Tate Modern’s Blavatnik Building

Tate Modern’s Switch House to be Named After Len Blavatnik

Tate Modern’s new Herzog & de Meuron–designed building, the Switch House, will be renamed after philanthropist Len Blavatnik in recognition of the lead donation from the Blavatnik Family Foundation—one of the largest gifts ever made in Tate’s history.

“The transformation and extension of Tate Modern was hugely ambitious and relied on many people to bring it to fruition, but Len Blavatnik’s enthusiastic support ensured the successful realization of the project and I am delighted that the new building now bears his name,” director Nicholas Serota said. “The six million visitors who have already experienced the Blavatnik Building since it opened in June 2016 know what a huge difference it has made to Tate Modern and to London.”

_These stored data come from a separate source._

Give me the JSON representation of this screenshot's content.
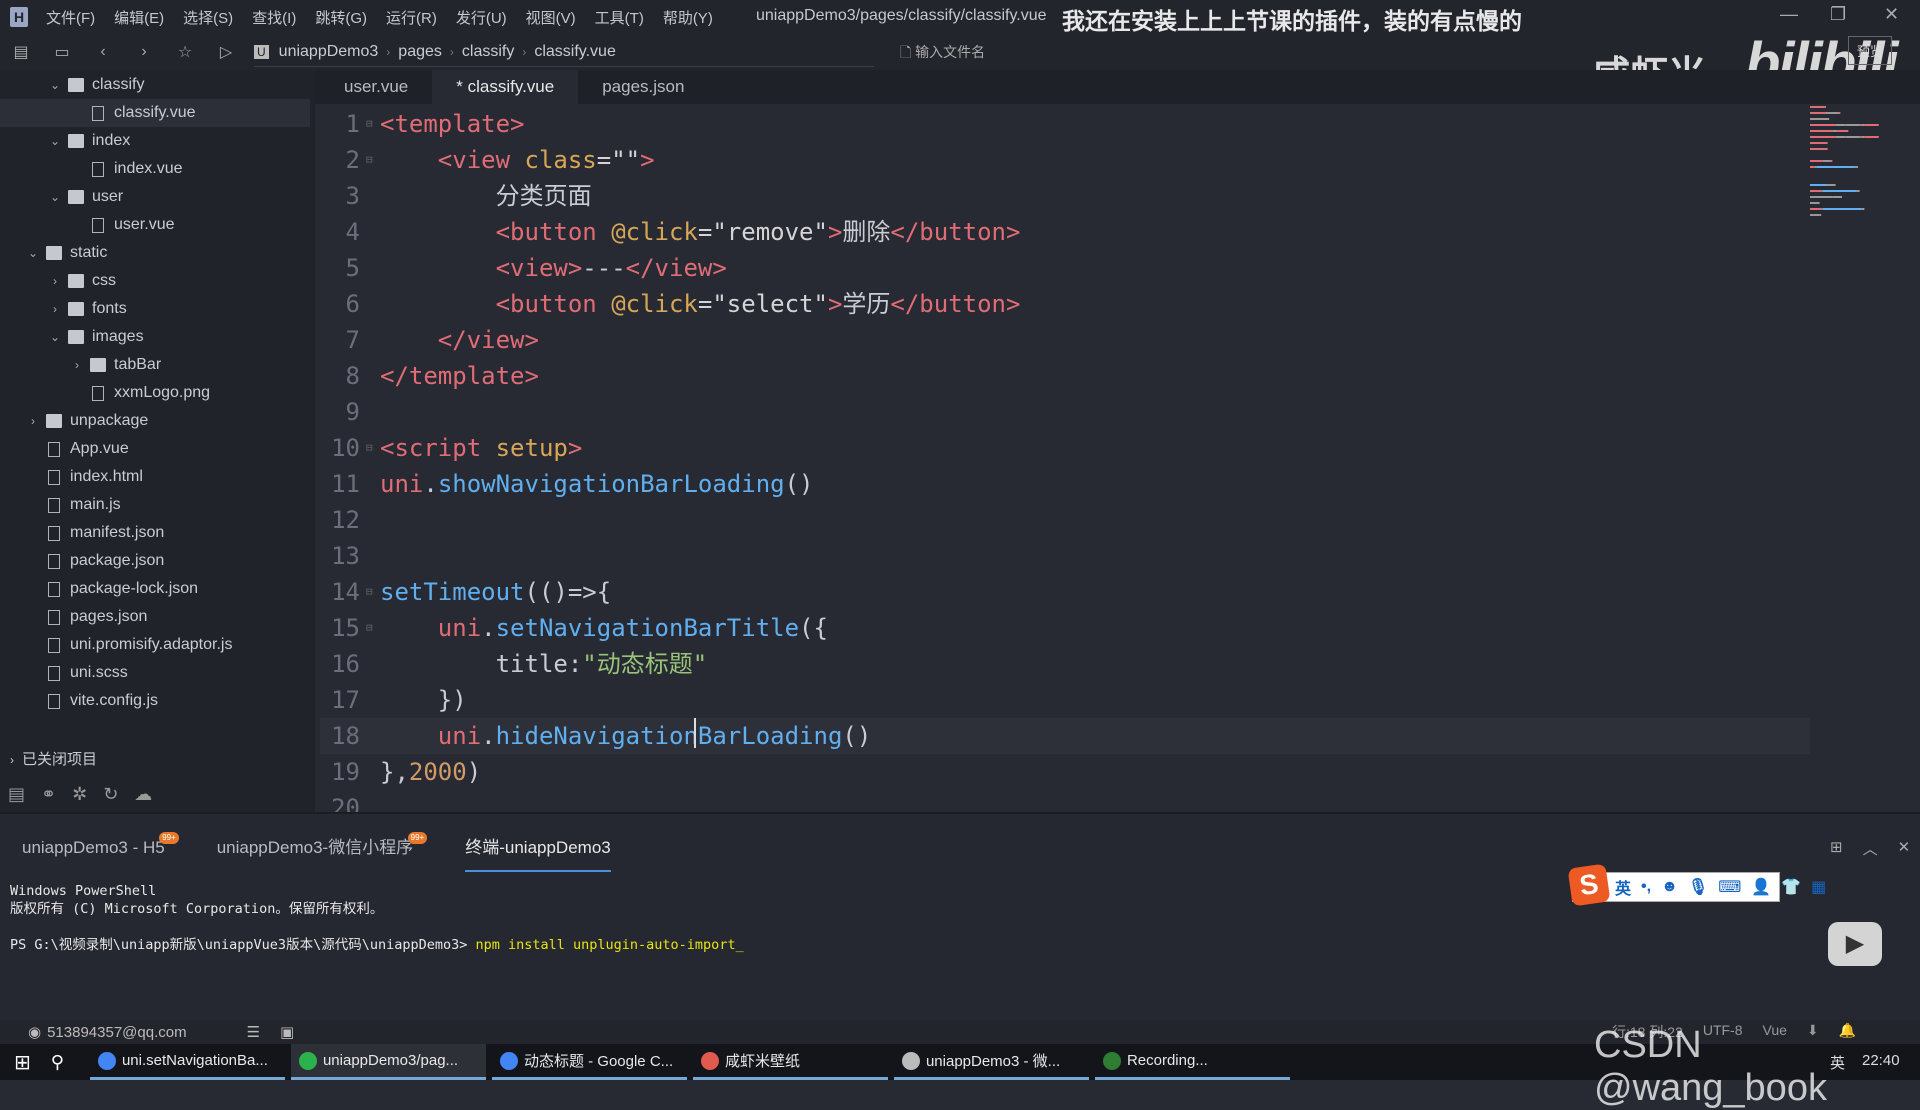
{
  "menu": {
    "items": [
      "文件(F)",
      "编辑(E)",
      "选择(S)",
      "查找(I)",
      "跳转(G)",
      "运行(R)",
      "发行(U)",
      "视图(V)",
      "工具(T)",
      "帮助(Y)"
    ]
  },
  "window": {
    "title": "uniappDemo3/pages/classify/classify.vue",
    "subtitle": "我还在安装上上上节课的插件，装的有点慢的"
  },
  "breadcrumb": [
    "uniappDemo3",
    "pages",
    "classify",
    "classify.vue"
  ],
  "file_search": {
    "placeholder": "输入文件名"
  },
  "preview_label": "预览",
  "watermark": {
    "author": "咸虾米_",
    "logo": "bilibili",
    "csdn": "CSDN @wang_book"
  },
  "sidebar": {
    "items": [
      {
        "label": "classify",
        "type": "folder",
        "depth": 1,
        "open": true
      },
      {
        "label": "classify.vue",
        "type": "file",
        "depth": 2,
        "selected": true
      },
      {
        "label": "index",
        "type": "folder",
        "depth": 1,
        "open": true
      },
      {
        "label": "index.vue",
        "type": "file",
        "depth": 2
      },
      {
        "label": "user",
        "type": "folder",
        "depth": 1,
        "open": true
      },
      {
        "label": "user.vue",
        "type": "file",
        "depth": 2
      },
      {
        "label": "static",
        "type": "folder",
        "depth": 0,
        "open": true
      },
      {
        "label": "css",
        "type": "folder",
        "depth": 1,
        "open": false
      },
      {
        "label": "fonts",
        "type": "folder",
        "depth": 1,
        "open": false
      },
      {
        "label": "images",
        "type": "folder",
        "depth": 1,
        "open": true
      },
      {
        "label": "tabBar",
        "type": "folder",
        "depth": 2,
        "open": false
      },
      {
        "label": "xxmLogo.png",
        "type": "file",
        "depth": 2
      },
      {
        "label": "unpackage",
        "type": "folder",
        "depth": 0,
        "open": false
      },
      {
        "label": "App.vue",
        "type": "file",
        "depth": 0
      },
      {
        "label": "index.html",
        "type": "file",
        "depth": 0
      },
      {
        "label": "main.js",
        "type": "file",
        "depth": 0
      },
      {
        "label": "manifest.json",
        "type": "file",
        "depth": 0
      },
      {
        "label": "package.json",
        "type": "file",
        "depth": 0
      },
      {
        "label": "package-lock.json",
        "type": "file",
        "depth": 0
      },
      {
        "label": "pages.json",
        "type": "file",
        "depth": 0
      },
      {
        "label": "uni.promisify.adaptor.js",
        "type": "file",
        "depth": 0
      },
      {
        "label": "uni.scss",
        "type": "file",
        "depth": 0
      },
      {
        "label": "vite.config.js",
        "type": "file",
        "depth": 0
      }
    ],
    "closed_projects": "已关闭项目"
  },
  "tabs": [
    {
      "label": "user.vue"
    },
    {
      "label": "* classify.vue",
      "active": true
    },
    {
      "label": "pages.json"
    }
  ],
  "code": [
    [
      [
        "<",
        "tag"
      ],
      [
        "template",
        "tag"
      ],
      [
        ">",
        "tag"
      ]
    ],
    [
      [
        "    <view ",
        "tag"
      ],
      [
        "class",
        "attr"
      ],
      [
        "=\"\"",
        "str"
      ],
      [
        ">",
        "tag"
      ]
    ],
    [
      [
        "        分类页面",
        "txt"
      ]
    ],
    [
      [
        "        <button ",
        "tag"
      ],
      [
        "@click",
        "attr"
      ],
      [
        "=\"remove\"",
        "str"
      ],
      [
        ">",
        "tag"
      ],
      [
        "删除",
        "txt"
      ],
      [
        "</button>",
        "tag"
      ]
    ],
    [
      [
        "        <view>",
        "tag"
      ],
      [
        "---",
        "txt"
      ],
      [
        "</view>",
        "tag"
      ]
    ],
    [
      [
        "        <button ",
        "tag"
      ],
      [
        "@click",
        "attr"
      ],
      [
        "=\"select\"",
        "str"
      ],
      [
        ">",
        "tag"
      ],
      [
        "学历",
        "txt"
      ],
      [
        "</button>",
        "tag"
      ]
    ],
    [
      [
        "    </view>",
        "tag"
      ]
    ],
    [
      [
        "</template>",
        "tag"
      ]
    ],
    [],
    [
      [
        "<script ",
        "tag"
      ],
      [
        "setup",
        "attr"
      ],
      [
        ">",
        "tag"
      ]
    ],
    [
      [
        "uni",
        "obj"
      ],
      [
        ".",
        "pun"
      ],
      [
        "showNavigationBarLoading",
        "fn"
      ],
      [
        "()",
        "pun"
      ]
    ],
    [],
    [],
    [
      [
        "setTimeout",
        "fn"
      ],
      [
        "(()=>{",
        "pun"
      ]
    ],
    [
      [
        "    uni",
        "obj"
      ],
      [
        ".",
        "pun"
      ],
      [
        "setNavigationBarTitle",
        "fn"
      ],
      [
        "({",
        "pun"
      ]
    ],
    [
      [
        "        title:",
        "txt"
      ],
      [
        "\"动态标题\"",
        "grn"
      ]
    ],
    [
      [
        "    })",
        "pun"
      ]
    ],
    [
      [
        "    uni",
        "obj"
      ],
      [
        ".",
        "pun"
      ],
      [
        "hideNavigationBarLoading",
        "fn"
      ],
      [
        "()",
        "pun"
      ]
    ],
    [
      [
        "},",
        "pun"
      ],
      [
        "2000",
        "num"
      ],
      [
        ")",
        "pun"
      ]
    ],
    []
  ],
  "editor": {
    "current_line": 18
  },
  "panel": {
    "tabs": [
      {
        "label": "uniappDemo3 - H5",
        "badge": "99+"
      },
      {
        "label": "uniappDemo3-微信小程序",
        "badge": "99+"
      },
      {
        "label": "终端-uniappDemo3",
        "active": true
      }
    ],
    "terminal": {
      "line1": "Windows PowerShell",
      "line2": "版权所有 (C) Microsoft Corporation。保留所有权利。",
      "prompt": "PS G:\\视频录制\\uniapp新版\\uniappVue3版本\\源代码\\uniappDemo3> ",
      "command": "npm install unplugin-auto-import_"
    }
  },
  "ime": {
    "lang": "英"
  },
  "status": {
    "user": "513894357@qq.com",
    "position": "行:18  列:22",
    "encoding": "UTF-8",
    "language": "Vue"
  },
  "taskbar": {
    "items": [
      {
        "label": "uni.setNavigationBa...",
        "color": "#4285f4"
      },
      {
        "label": "uniappDemo3/pag...",
        "color": "#2bb24c",
        "active": true
      },
      {
        "label": "动态标题 - Google C...",
        "color": "#4285f4"
      },
      {
        "label": "咸虾米壁纸",
        "color": "#e05a4f"
      },
      {
        "label": "uniappDemo3 - 微...",
        "color": "#bbbbbb"
      },
      {
        "label": "Recording...",
        "color": "#2e7d32"
      }
    ],
    "clock": "22:40",
    "ime_lang": "英"
  }
}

Blavatnik, an international industrialist, has made major contributions to the fields of education and the arts. He funded the establishment of the Blavatnik School of Government at the University of Oxford, programs at Cambridge for the Judge Business School, and the Blavatnik Israel Fellows. He also sits on the Board of Governors of the New York Academy of Sciences and sponsors the annual Blavatnik Awards for Young Scientists in the US, the UK, and Israel to honor outstanding young scientists and engineers. In Britain, the Blavatnik Family Foundation has financed various arts projects and exhibitions for a wide range of institutions including the National Gallery, the National Portrait Gallery, the Royal Academies of Arts and of Engineering, the Royal Foundation, the Museum of London, the Imperial War Museum, the Royal Opera House, the British Museum, and the V&A. Blavatnik said, “My family and I are honored to support Tate, and to be linked to this exceptional building. Tate provides incomparable service to the arts, culture and education throughout the world.”